Throwing Away the Past

I was horrified to learn today that a third of state schools in England are not teaching history past age 14. It appears 1,479 secondary schools did not enter any pupils for GCSE history. To clarify this for American readers, this is roughly the same as no history after Middle School. History is not a required subject at GCSE, but to not even offer it as an option is scandalous.

It is not entirely surprising, as there are a similar number of schools not teaching geography after 14 either. Nor is it surprising because the humanities subjects are undervalued by the education system as a whole. Everything is about English, Maths, and Science.

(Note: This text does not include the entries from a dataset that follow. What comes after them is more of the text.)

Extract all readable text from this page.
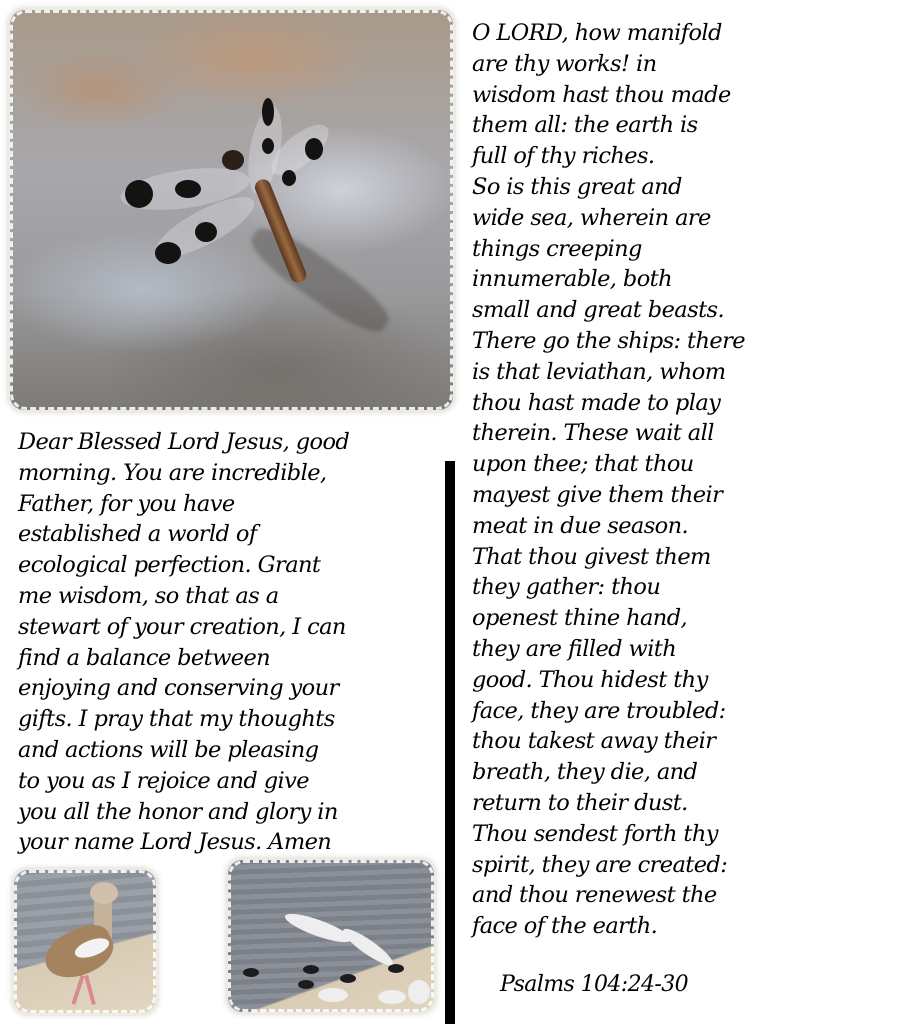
O LORD, how manifold
are thy works! in
wisdom hast thou made
them all: the earth is
full of thy riches.
So is this great and
wide sea, wherein are
things creeping
innumerable, both
small and great beasts.
There go the ships: there
is that leviathan, whom
thou hast made to play
therein. These wait all
upon thee; that thou
mayest give them their
meat in due season.
That thou givest them
they gather: thou
openest thine hand,
they are filled with
good. Thou hidest thy
face, they are troubled:
thou takest away their
breath, they die, and
return to their dust.
Thou sendest forth thy
spirit, they are created:
and thou renewest the
face of the earth.
Psalms 104:24-30
Dear Blessed Lord Jesus, good
morning. You are incredible,
Father, for you have
established a world of
ecological perfection. Grant
me wisdom, so that as a
stewart of your creation, I can
find a balance between
enjoying and conserving your
gifts. I pray that my thoughts
and actions will be pleasing
to you as I rejoice and give
you all the honor and glory in
your name Lord Jesus. Amen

I’m not saying this because I teach a humanities subject. That Religious Education is on the fringe of the curriculum is no surprise. In most schools it is only there because the law requires it. Why this Government hasn’t abolished the requirement that RE be taught from Reception to Year 11, I don’t know. I’m not saying it should – I need to pay my mortgage. I just don’t understand why it hasn’t been targeted by the secularist apparatchiks at DfES. But I digress. . .

Even a secularist society should be able to see the need for history and geography. How else will they understand the world as it was and as it is? And particularly if students are going to ignore RE (the closest thing to philosophy, if it is taught well), history is the only other subject that provides them the opportunity to think. In other words, what does it matter if they learn English if they have nothing worthwhile in their brains to communicate?